NextRadio App now utilizes built-in FM Radio chips in over 200 Android devices - DrScump
http://nextradioapp.com/supported-devices/
======
DrScump
... including the Samsung Galaxy S7. The submittal link is the device roster;
here[0] is an article about Samsung joining the fray.

I just installed it on my Galaxy S7, and I'm _very_ impressed so far. The only
permission it prompted me for is location (which I disable anyway), but you
can Deny that -- it then prompts you for zipcode.

It gives you a menu of FM stations in your area (with some odd duplication and
some confusion of icons) from which you can build a favorites list.

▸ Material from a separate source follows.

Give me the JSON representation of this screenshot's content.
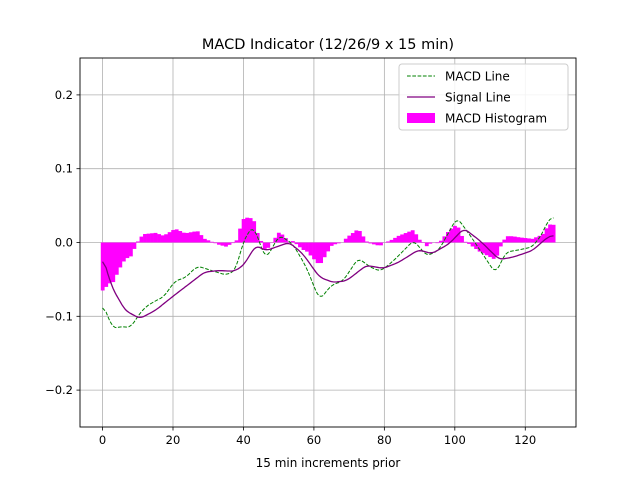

It also has a "Basic Tuner" mode so you can tune like a regular digital tuner.
This is valuable if you want a station not in their menu (my own immediate
need for this is for the low-power FM transmitters for TVs at the gym).

You can select "FM Only" mode to completely avoid streaming and use only the
FM tuner (to save mobile data).

I have no affiliation with these people; I was completely unaware that the
long-present but unusable FM chip was being liberated at all until 15 minutes
ago. My last Android with usable FM was my old HTC from 7 years ago.

[0] [http://www.androidpolice.com/2018/01/10/samsung-
smartphones-...](http://www.androidpolice.com/2018/01/10/samsung-smartphones-
will-fm-chip-enabled-us-canada-partnership-nextradio/)